In theory, the MSE as calculated by this procedure would be exactly the same as the MSE calculated in the original spatial domain, providing that an orthonormal wavelet transform is used (a direct consequence of Parseval's theorem). However, in practice, the MSE as calculated in the wavelet domain using the approach outlined above will differ somewhat from the spatial-domain MSE, which is really what is of interest. The first discrepancy is due to the fact that, in practice, usually biorthogonal, rather than orthonormal, transforms are used for image compression. Using "near orthogonal" transforms, such as the popular Cohen-Daubechies-Feauveau biorthogonal family, help mitigate this effect, however. Additionally, the wavelet-domain MSE calculation ignores the fact that spatial-domain pixels are "rounded" to integer values after the inverse wavelet transform in the decoder. This, too, should produced only a small deviation, so that the wavelet-domain MSE should usually be quite close to the desired spatial-domain MSE. However, by calculating MSE in the wavelet-domain, one avoids numerous and costly inverse-transform calculations.
In QccWAVspihtEncode(), each time a coefficient is modified (in the refinement pass, or when the coefficient initially becomes significant in the significance pass), the current wavelet-domain MSE estimate, along with the current rate as calculated from the number of bits written to the output bitstream thus far, is written to the output rate-distortion file, in ASCII. This is a fairly fine sampling of the operational rate-distortion curve, typically producing several thousands, or tens of thousands, of points on the curve, depending on the final rate of the compressed bitstream.
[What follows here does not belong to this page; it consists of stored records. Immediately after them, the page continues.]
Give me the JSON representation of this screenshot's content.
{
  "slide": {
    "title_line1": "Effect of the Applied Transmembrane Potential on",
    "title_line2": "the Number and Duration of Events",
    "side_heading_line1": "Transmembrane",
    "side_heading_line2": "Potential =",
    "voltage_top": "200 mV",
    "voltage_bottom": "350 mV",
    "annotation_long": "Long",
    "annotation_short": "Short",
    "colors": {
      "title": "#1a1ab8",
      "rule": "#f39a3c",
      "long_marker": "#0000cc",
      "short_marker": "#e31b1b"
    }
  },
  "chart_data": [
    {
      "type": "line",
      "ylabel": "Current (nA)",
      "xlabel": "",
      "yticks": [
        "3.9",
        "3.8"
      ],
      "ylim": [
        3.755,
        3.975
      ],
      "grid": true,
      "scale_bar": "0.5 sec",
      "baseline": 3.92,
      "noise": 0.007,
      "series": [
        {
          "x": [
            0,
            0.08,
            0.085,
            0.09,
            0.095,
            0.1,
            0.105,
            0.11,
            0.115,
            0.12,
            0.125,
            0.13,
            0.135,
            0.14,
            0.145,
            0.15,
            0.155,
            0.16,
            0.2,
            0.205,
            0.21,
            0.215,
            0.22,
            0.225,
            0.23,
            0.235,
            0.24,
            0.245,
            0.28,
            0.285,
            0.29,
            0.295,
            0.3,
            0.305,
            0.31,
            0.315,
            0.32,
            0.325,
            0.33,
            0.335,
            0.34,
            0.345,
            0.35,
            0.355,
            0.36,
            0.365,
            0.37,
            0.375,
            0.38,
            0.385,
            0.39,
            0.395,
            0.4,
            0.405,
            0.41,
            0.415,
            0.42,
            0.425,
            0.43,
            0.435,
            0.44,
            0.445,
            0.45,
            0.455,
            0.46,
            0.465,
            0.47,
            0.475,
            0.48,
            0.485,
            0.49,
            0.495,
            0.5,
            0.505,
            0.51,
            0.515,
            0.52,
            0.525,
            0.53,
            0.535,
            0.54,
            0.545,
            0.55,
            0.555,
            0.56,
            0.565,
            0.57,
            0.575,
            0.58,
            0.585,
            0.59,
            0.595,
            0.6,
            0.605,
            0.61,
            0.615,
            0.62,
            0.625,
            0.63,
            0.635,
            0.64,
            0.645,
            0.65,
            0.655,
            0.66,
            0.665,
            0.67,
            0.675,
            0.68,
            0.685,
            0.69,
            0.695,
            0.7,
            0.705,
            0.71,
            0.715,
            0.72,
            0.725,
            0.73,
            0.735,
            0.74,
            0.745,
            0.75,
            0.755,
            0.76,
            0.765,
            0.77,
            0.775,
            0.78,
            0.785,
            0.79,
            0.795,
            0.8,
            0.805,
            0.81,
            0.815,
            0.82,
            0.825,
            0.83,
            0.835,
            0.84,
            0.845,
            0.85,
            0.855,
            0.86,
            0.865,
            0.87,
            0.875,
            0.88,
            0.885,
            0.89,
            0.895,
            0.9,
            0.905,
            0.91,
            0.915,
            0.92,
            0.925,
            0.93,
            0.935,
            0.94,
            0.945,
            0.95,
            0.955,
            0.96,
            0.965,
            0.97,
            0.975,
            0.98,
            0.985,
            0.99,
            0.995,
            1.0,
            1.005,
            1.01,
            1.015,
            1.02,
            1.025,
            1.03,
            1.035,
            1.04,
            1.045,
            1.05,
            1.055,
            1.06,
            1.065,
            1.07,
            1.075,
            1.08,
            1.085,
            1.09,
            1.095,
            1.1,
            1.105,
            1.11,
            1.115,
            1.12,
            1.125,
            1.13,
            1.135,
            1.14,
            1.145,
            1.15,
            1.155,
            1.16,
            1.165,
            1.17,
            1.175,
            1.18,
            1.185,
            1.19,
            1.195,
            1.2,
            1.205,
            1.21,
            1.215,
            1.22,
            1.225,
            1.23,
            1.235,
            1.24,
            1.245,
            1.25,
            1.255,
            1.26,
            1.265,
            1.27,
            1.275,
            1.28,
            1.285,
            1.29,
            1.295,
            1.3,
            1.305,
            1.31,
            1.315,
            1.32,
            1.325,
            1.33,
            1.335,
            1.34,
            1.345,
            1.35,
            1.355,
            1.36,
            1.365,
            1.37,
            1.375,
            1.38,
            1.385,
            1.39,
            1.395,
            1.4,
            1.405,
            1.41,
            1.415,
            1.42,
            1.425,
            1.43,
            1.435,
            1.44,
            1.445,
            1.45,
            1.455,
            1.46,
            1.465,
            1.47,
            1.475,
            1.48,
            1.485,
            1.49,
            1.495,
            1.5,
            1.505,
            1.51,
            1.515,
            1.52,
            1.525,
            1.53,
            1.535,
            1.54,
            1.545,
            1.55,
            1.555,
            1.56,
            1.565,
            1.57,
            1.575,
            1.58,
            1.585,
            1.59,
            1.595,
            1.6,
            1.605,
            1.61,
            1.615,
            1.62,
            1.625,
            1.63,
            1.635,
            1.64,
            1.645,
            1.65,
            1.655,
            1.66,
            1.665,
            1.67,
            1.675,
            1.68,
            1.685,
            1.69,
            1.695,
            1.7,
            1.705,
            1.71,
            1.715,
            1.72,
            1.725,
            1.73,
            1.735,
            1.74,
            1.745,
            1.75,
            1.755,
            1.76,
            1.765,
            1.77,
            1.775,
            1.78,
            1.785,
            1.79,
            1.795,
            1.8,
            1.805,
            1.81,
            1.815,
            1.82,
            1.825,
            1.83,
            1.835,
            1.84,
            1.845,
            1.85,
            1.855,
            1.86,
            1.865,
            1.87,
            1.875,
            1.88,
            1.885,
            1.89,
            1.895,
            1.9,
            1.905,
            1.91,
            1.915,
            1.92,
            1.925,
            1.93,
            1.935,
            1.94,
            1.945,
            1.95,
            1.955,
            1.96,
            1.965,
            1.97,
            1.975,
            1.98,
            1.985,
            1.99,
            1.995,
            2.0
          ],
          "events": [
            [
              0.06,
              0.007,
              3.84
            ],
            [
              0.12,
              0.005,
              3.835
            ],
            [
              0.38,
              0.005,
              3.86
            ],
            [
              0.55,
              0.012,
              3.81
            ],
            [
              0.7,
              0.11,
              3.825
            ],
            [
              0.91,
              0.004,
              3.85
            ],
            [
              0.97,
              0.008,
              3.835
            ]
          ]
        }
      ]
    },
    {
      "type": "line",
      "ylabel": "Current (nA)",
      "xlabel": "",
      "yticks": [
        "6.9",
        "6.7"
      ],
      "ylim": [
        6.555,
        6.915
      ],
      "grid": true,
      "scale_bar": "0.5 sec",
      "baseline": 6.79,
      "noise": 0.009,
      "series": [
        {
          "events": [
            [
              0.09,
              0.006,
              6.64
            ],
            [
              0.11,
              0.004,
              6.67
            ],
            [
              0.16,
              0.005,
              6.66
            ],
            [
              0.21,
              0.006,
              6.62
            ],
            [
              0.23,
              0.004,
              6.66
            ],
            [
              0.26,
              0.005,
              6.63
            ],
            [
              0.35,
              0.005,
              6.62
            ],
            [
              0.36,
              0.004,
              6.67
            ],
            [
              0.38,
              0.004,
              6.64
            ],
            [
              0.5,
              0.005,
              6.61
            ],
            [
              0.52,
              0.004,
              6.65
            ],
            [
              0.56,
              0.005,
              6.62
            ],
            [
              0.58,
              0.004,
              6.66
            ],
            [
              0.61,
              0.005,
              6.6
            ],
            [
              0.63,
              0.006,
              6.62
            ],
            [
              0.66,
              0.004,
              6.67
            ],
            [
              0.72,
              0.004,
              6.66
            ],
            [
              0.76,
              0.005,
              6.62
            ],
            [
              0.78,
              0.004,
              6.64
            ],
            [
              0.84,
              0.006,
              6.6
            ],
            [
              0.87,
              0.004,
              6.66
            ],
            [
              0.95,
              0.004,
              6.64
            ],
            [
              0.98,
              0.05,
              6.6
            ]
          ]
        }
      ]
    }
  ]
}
A. Said and W. A. Pearlman, "A New, Fast, and Efficient Image Codec Based on Set Partitioning in Hierarchical Trees," IEEE Transactions on Circuits and Systems for Video Technology, vol. 6, no. 3, pp. 243-250, June 1996.
S. Li and W. Li, "Shape-Adaptive Discrete Wavelet Transforms for Arbitrarily Shaped Visual Object Coding," IEEE Transactions on Circuits and Systems for Video Coding, vol. 10, pp. 725-743, August 2000.
G. Minami, Z. Xiong, A. Wang, and S. Mehrota, "3-D Wavelet Coding of Video With Arbitrary Regions of Support," IEEE Transactions on Circuits and Systems for Video Technology, vol. 11, no. 9, pp. 1063-1068, September 2001.